Published:Thursday | April 28, 2011 | 12:00 AM
Charles

Laura Redpath, Senior Gleaner Writer

The Ministry of Labour has ordered an investigation into a Canadian greenhouse farm following revealing reports from two Jamaican farm workers.

Pearnel Charles, minister of labour and social security, said the ministry would be unwilling to dispatch workers to the farm in question, which is located in Simcoe, Ontario, provided that the reports of abuse there are true.

"The liaison officers will investigate and if what the farm workers have said is true, then we will ask the Canadian authorities to investigate," Charles told The Gleaner yesterday.

Five farm workers who were among a batch heading to Canada yesterday bemoaned what they call the lack of confidentiality between the Jamaican liaison officers and the farm workers.
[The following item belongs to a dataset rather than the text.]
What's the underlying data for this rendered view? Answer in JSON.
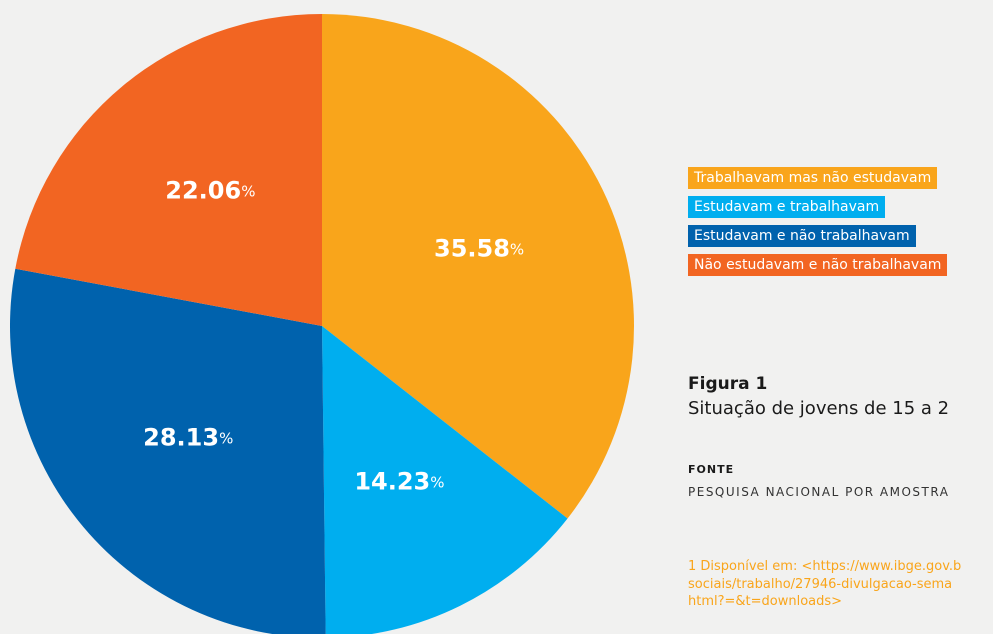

Two workers who gave formal reports to the Ministry of Labour complained they are not allowed to take breaks to which they are entitled. One of the workers described the situation on the greenhouse farm in Simcoe as "prison".
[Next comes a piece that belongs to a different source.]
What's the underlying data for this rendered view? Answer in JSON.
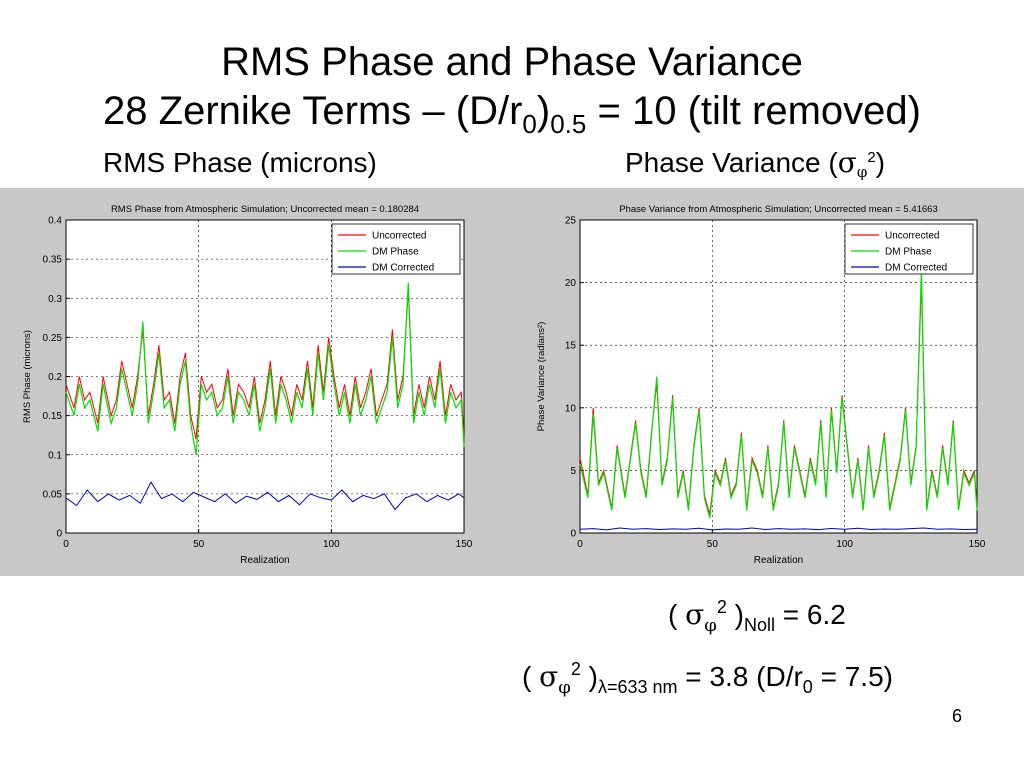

There are approximately 1,500 farms available to Jamaican farm workers in Ontario alone. Some nine liaison officers have been charged with the responsibility of ensuring disputes are settled and the appropriate living standards, inclusive of health care, accommodation and food, are upheld.

not enough breaks

"The work is not the problem, is the break," one of them said. We don't get enough breaks. We're supposed to get two 15-minute breaks; one in the morning and one in the afternoon plus half an hour for lunch equalling a total of one hour.

"We are used to eight hours a day. When you start work 6 o'clock inna the morning and you get lunchtime 12 o' clock and we start work back at 12:30, it is unfair to work to 11 o'clock (at night) again without any break. What it state on paper, we not getting it," said the farm worker, who described the farm as "prison".

The Ministry of Labour has rejected research findings from two studies, which sampled 600 workers of which 100 were Jamaican, according to one of the researchers, Jenna Hennebry, social scientist at the International Migration Research Centre at Wilfred Laurier University in Ontario.

According to the research, published in the Canadian Medical Association Journal last Monday, there are cases where farm workers work for over 12 hours in a day, hindering access to clinics and the ability to run basic errands such as grocery shopping.

Alvin McIntosh, permanent secretary in the Ministry of Labour, has not seen the studies, but said he does not think they are "authentic".

"I don't think they're objective," he asserted.

"There's a motive for sending out these damaging findings to damage a (farm work) programme which has been so useful to Jamaica over so many years. Four and a half decades, thousands of Jamaicans are going up each year helping to build their families back home, helping to educate their children," McIntosh said.